Wiley himself has run the same cycle as his beloved mountains. In the beginning they were virginal, untouched, natural. But now they have become public characters—both the mountains and Wiley—before the curious eyes of a million people a year.

Maybe they have both been changed a little by it; a little professionalism has come to them both. But that’s all right. For what good would the Smokies be, or Wiley Oakley either, if they remained under a bushel?

SEES MUSEUM

One of the places a visitor to Gatlinburg must see is the Mountaineer Museum. This is a collection of some 2000 old-fashioned mountain articles, gathered by Edna Lynn Simms.

Mrs. Simms came from Knoxville 24 years ago. She herself roamed the mountains long before the tourists came. She picked up articles, and lore, and the language of the hills. She has a bubbling enthusiasm for everything she sees or hears, an enthusiasm that has not begun to simmer down even after 24 years of mountain discovery.
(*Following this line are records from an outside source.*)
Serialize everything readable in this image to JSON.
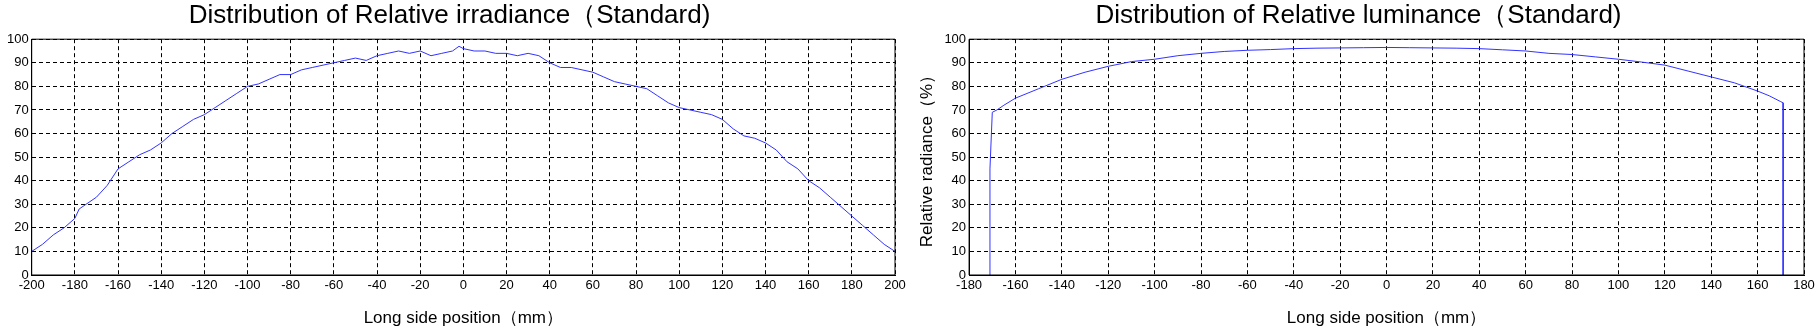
{
  "chart_data": [
    {
      "type": "line",
      "title": "Distribution of Relative irradiance（Standard)",
      "xlabel": "Long side position（mm）",
      "x": [
        -200,
        -195,
        -190,
        -185,
        -180,
        -178,
        -170,
        -165,
        -160,
        -155,
        -150,
        -145,
        -140,
        -135,
        -130,
        -125,
        -120,
        -115,
        -110,
        -105,
        -100,
        -95,
        -90,
        -85,
        -80,
        -75,
        -70,
        -65,
        -60,
        -55,
        -50,
        -45,
        -40,
        -35,
        -30,
        -25,
        -20,
        -15,
        -10,
        -5,
        -2,
        0,
        5,
        10,
        15,
        20,
        25,
        30,
        35,
        40,
        45,
        50,
        55,
        60,
        65,
        70,
        75,
        80,
        85,
        90,
        95,
        100,
        105,
        110,
        115,
        120,
        125,
        130,
        135,
        140,
        145,
        150,
        155,
        160,
        165,
        170,
        175,
        180,
        185,
        190,
        195,
        200
      ],
      "values": [
        10,
        13,
        17,
        20,
        24,
        28,
        33,
        38,
        45,
        48,
        51,
        53,
        56,
        60,
        63,
        66,
        68,
        71,
        74,
        77,
        80,
        81,
        83,
        85,
        85,
        87,
        88,
        89,
        90,
        91,
        92,
        91,
        93,
        94,
        95,
        94,
        95,
        93,
        94,
        95,
        97,
        96,
        95,
        95,
        94,
        94,
        93,
        94,
        93,
        90,
        88,
        88,
        87,
        86,
        84,
        82,
        81,
        80,
        79,
        76,
        73,
        71,
        70,
        69,
        68,
        66,
        62,
        59,
        58,
        56,
        53,
        48,
        45,
        40,
        37,
        33,
        29,
        25,
        21,
        17,
        13,
        10
      ],
      "color": "#3333ff",
      "xlim": [
        -200,
        200
      ],
      "xticks": [
        -200,
        -180,
        -160,
        -140,
        -120,
        -100,
        -80,
        -60,
        -40,
        -20,
        0,
        20,
        40,
        60,
        80,
        100,
        120,
        140,
        160,
        180,
        200
      ],
      "ylim": [
        0,
        100
      ],
      "yticks": [
        0,
        10,
        20,
        30,
        40,
        50,
        60,
        70,
        80,
        90,
        100
      ],
      "grid": true,
      "line_style": "solid",
      "marker": "none",
      "legend": false
    },
    {
      "type": "line",
      "title": "Distribution of Relative luminance（Standard)",
      "xlabel": "Long side position（mm）",
      "ylabel": "Relative radiance（%）",
      "x": [
        -171,
        -171,
        -170,
        -168,
        -165,
        -160,
        -155,
        -150,
        -140,
        -130,
        -120,
        -110,
        -100,
        -90,
        -80,
        -70,
        -60,
        -50,
        -40,
        -30,
        -20,
        -10,
        0,
        10,
        20,
        30,
        40,
        50,
        60,
        70,
        80,
        90,
        100,
        110,
        120,
        130,
        140,
        150,
        160,
        165,
        170,
        171,
        171
      ],
      "values": [
        0,
        45,
        69,
        70,
        72,
        75,
        77,
        79,
        83,
        86,
        88.5,
        90.5,
        91.5,
        93,
        94,
        94.8,
        95.3,
        95.6,
        96,
        96.2,
        96.3,
        96.4,
        96.5,
        96.4,
        96.3,
        96.2,
        96,
        95.5,
        95,
        94,
        93.5,
        92.5,
        91.5,
        90.3,
        89,
        86.5,
        84,
        81.5,
        78,
        76,
        73.5,
        73,
        0
      ],
      "color": "#3333ff",
      "xlim": [
        -180,
        180
      ],
      "xticks": [
        -180,
        -160,
        -140,
        -120,
        -100,
        -80,
        -60,
        -40,
        -20,
        0,
        20,
        40,
        60,
        80,
        100,
        120,
        140,
        160,
        180
      ],
      "ylim": [
        0,
        100
      ],
      "yticks": [
        0,
        10,
        20,
        30,
        40,
        50,
        60,
        70,
        80,
        90,
        100
      ],
      "grid": true,
      "line_style": "solid",
      "marker": "none",
      "legend": false
    }
  ]
}
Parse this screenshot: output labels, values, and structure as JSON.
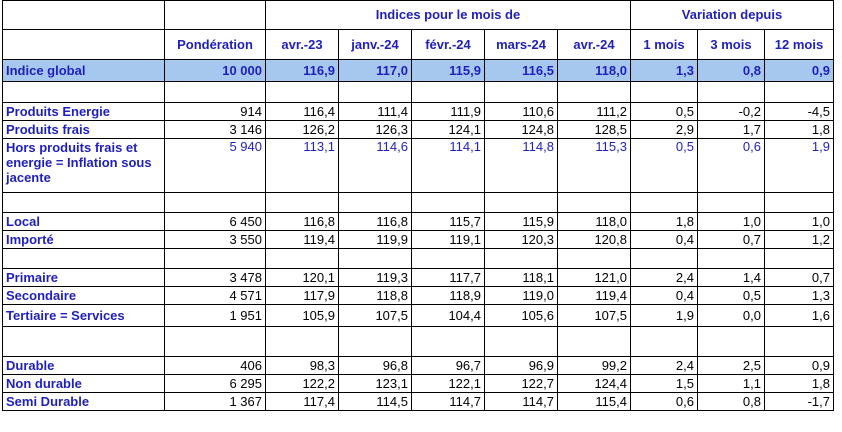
{
  "header": {
    "group_indices": "Indices pour le mois de",
    "group_variation": "Variation depuis",
    "columns": [
      "Pondération",
      "avr.-23",
      "janv.-24",
      "févr.-24",
      "mars-24",
      "avr.-24",
      "1 mois",
      "3 mois",
      "12 mois"
    ]
  },
  "rows": {
    "global": {
      "label": "Indice global",
      "values": [
        "10 000",
        "116,9",
        "117,0",
        "115,9",
        "116,5",
        "118,0",
        "1,3",
        "0,8",
        "0,9"
      ]
    },
    "energie": {
      "label": "Produits Energie",
      "values": [
        "914",
        "116,4",
        "111,4",
        "111,9",
        "110,6",
        "111,2",
        "0,5",
        "-0,2",
        "-4,5"
      ]
    },
    "frais": {
      "label": "Produits frais",
      "values": [
        "3 146",
        "126,2",
        "126,3",
        "124,1",
        "124,8",
        "128,5",
        "2,9",
        "1,7",
        "1,8"
      ]
    },
    "hors": {
      "label": "Hors produits frais et energie = Inflation sous jacente",
      "values": [
        "5 940",
        "113,1",
        "114,6",
        "114,1",
        "114,8",
        "115,3",
        "0,5",
        "0,6",
        "1,9"
      ]
    },
    "local": {
      "label": "Local",
      "values": [
        "6 450",
        "116,8",
        "116,8",
        "115,7",
        "115,9",
        "118,0",
        "1,8",
        "1,0",
        "1,0"
      ]
    },
    "importe": {
      "label": "Importé",
      "values": [
        "3 550",
        "119,4",
        "119,9",
        "119,1",
        "120,3",
        "120,8",
        "0,4",
        "0,7",
        "1,2"
      ]
    },
    "primaire": {
      "label": "Primaire",
      "values": [
        "3 478",
        "120,1",
        "119,3",
        "117,7",
        "118,1",
        "121,0",
        "2,4",
        "1,4",
        "0,7"
      ]
    },
    "secondaire": {
      "label": "Secondaire",
      "values": [
        "4 571",
        "117,9",
        "118,8",
        "118,9",
        "119,0",
        "119,4",
        "0,4",
        "0,5",
        "1,3"
      ]
    },
    "tertiaire": {
      "label": "Tertiaire = Services",
      "values": [
        "1 951",
        "105,9",
        "107,5",
        "104,4",
        "105,6",
        "107,5",
        "1,9",
        "0,0",
        "1,6"
      ]
    },
    "durable": {
      "label": "Durable",
      "values": [
        "406",
        "98,3",
        "96,8",
        "96,7",
        "96,9",
        "99,2",
        "2,4",
        "2,5",
        "0,9"
      ]
    },
    "nondurable": {
      "label": "Non durable",
      "values": [
        "6 295",
        "122,2",
        "123,1",
        "122,1",
        "122,7",
        "124,4",
        "1,5",
        "1,1",
        "1,8"
      ]
    },
    "semidurable": {
      "label": "Semi Durable",
      "values": [
        "1 367",
        "117,4",
        "114,5",
        "114,7",
        "114,7",
        "115,4",
        "0,6",
        "0,8",
        "-1,7"
      ]
    }
  },
  "colors": {
    "header_text": "#1f1fbf",
    "global_row_fill": "#a6c8ee",
    "border": "#000000"
  }
}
Mrs. Simms’ museum is the best collection of mountain stuff in the Smokies. And in her own head is one of the finest collections of mountain speech and legend. Why, she has quoted so long that she talks like a mountain woman herself.

GATLINBURG, Tenn., Nov. 5, 1940—

This, I’m sure you will be relieved to know, is the last of the columns on the Great Smoky Mountains National Park.

This is the biggest and best known National Park east of the Mississippi. Its mountain mass is the highest in the East; its people are as picturesque as any left in America.